Special Factors: Difference of Two Squares

• Formula: u^2 - v^2 = (u + v)(u - v)
• Both terms must be perfect squares.
• Crucially, there must be a difference (subtraction) between the terms.
• Perfect squares: 1, 4, 9, 16, 25, 36, 49, 81, etc.
• Example: x^2 - 4
  • x^2 is a perfect square.
  • 4 is a perfect square (2^2).
  • u = x, v = 2
  • Factorization: (x + 2)(x - 2)

More Complex Example of Difference of Two Squares

• Problem: 25x^2 - 49y^2
• 25 is a perfect square (5^2).
• 49 is a perfect square (7^2).
• x^2 and y^2 are perfect squares.
• u = 5x, v = 7y
• Factorization: (5x + 7y)(5x - 7y)
  Note: a plus sign between the two perfect squares makes this factorization impossible!!

Further Examples

• 4y^2 - 36x^2 = (2y + 6x)(2y - 6x)
• 81x^2 - 4 = (9x + 2)(9x - 2)
• Terms must be perfect squares, and there must be a difference.

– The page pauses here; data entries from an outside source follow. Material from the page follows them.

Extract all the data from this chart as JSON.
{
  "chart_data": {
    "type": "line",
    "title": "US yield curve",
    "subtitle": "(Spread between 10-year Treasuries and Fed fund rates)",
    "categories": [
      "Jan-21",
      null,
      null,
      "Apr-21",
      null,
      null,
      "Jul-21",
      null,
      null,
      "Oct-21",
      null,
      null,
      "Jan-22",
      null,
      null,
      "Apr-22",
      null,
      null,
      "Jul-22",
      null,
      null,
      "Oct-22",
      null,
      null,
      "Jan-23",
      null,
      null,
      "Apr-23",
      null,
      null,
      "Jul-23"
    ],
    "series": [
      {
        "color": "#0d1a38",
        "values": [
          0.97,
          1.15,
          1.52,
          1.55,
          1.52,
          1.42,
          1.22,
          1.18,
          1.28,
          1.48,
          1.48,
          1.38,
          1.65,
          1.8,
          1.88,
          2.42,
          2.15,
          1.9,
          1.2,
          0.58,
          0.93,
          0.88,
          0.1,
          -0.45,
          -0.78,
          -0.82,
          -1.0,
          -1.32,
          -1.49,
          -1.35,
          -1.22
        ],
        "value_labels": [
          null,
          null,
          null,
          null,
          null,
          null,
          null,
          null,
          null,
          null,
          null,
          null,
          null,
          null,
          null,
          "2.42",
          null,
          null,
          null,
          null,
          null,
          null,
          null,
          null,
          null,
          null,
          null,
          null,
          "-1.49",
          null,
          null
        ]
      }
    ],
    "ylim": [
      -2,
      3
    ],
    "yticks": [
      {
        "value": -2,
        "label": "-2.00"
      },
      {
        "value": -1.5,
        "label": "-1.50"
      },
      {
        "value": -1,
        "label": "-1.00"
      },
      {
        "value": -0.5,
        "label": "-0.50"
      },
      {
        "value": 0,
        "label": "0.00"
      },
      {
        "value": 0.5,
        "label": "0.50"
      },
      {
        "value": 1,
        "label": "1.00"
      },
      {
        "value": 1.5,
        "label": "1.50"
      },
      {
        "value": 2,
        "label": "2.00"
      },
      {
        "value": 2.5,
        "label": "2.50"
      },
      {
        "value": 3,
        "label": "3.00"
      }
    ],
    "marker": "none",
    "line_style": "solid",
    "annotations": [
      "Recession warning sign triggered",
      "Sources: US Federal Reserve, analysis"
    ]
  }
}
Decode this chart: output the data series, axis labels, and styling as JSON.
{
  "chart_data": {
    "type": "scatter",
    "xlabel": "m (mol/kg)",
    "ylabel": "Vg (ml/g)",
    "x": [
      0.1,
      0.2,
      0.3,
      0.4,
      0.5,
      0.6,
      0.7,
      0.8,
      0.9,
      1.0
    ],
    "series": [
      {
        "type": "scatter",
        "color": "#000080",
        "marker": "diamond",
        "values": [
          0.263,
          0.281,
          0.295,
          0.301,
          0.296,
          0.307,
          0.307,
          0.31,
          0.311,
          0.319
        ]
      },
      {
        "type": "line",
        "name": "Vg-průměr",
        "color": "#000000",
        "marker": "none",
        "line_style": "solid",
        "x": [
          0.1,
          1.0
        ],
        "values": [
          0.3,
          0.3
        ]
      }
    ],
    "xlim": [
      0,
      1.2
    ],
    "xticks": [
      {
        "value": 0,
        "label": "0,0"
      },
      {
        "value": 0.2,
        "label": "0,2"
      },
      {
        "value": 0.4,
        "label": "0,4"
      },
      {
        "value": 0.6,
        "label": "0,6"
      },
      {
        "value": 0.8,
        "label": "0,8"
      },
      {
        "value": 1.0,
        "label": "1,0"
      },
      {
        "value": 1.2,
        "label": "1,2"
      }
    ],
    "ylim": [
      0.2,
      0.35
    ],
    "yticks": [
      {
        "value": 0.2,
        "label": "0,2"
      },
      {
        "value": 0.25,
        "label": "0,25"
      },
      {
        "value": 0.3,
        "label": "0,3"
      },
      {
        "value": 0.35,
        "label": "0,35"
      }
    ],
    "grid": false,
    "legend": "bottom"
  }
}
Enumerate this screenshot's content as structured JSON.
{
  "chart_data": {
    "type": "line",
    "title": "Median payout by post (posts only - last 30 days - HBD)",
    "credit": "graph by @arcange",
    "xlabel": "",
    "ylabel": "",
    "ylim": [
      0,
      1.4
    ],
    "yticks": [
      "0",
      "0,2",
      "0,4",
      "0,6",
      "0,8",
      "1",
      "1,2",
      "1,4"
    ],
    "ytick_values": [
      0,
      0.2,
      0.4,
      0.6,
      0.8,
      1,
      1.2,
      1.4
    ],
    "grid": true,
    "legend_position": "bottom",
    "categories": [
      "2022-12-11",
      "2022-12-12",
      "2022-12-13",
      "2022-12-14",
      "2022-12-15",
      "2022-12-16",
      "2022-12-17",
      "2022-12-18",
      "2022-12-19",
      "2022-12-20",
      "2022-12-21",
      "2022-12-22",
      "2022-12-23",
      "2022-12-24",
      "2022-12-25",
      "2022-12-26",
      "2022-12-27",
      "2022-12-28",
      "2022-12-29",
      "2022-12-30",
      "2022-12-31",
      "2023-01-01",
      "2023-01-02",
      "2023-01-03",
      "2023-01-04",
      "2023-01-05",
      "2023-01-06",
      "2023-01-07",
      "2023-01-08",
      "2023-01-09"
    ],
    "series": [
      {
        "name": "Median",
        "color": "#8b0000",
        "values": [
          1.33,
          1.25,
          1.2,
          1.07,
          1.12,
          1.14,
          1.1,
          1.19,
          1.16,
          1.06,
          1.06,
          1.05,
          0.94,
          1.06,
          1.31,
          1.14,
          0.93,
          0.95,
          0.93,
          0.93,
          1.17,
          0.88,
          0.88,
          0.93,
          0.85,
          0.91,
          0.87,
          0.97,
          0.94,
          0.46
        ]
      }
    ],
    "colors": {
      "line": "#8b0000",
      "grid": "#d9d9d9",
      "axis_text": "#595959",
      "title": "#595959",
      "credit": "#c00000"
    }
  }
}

Special Factors: Sum and Difference of Cubes

• Sum of Cubes: u^3 + v^3 = (u + v)(u^2 - uv + v^2)
• Difference of Cubes: u^3 - v^3 = (u - v)(u^2 + uv + v^2)
• Remembering perfect cubes is important.
• Perfect Cubes: 1, 8, 27, 64, 125, 216, etc.

Examples of Sum and Difference of Cubes

• Example 1: x^3 - 64
  • x^3 is a perfect cube.
  • 64 is a perfect cube (4^3).
  • u = x, v = 4
  • Using the difference of cubes formula:
    • (x - 4)(x^2 + 4x + 16)
• Example 2: 8x^3 + 125
  • 8 is a perfect cube (2^3).
  • 125 is a perfect cube (5^3).
  • u = 2x, v = 5
  • Using the sum of cubes formula:
    • (2x + 5)(4x^2 - 10x + 25)

Practice Problem

• Problem: y^3 - 27x^3
  • u = y, v = 3x
  • Using the difference of cubes formula:
  • (y - 3x)(y^2 + 3xy + 9x^2)
  • Use alphabetic order for variables (e.g., xy instead of yx).

Summary

• Special Formulas:
  • Difference of Squares: u^2 - v^2 = (u + v)(u - v)
  • Sum of Cubes: u^3 + v^3 = (u + v)(u^2 - uv + v^2)
  • Difference of Cubes: u^3 - v^3 = (u - v)(u^2 + uv + v^2)
• Factorization by grouping (common binomial factors).
• Common monomial factors.
• Tomorrow: Factorization of trinomials.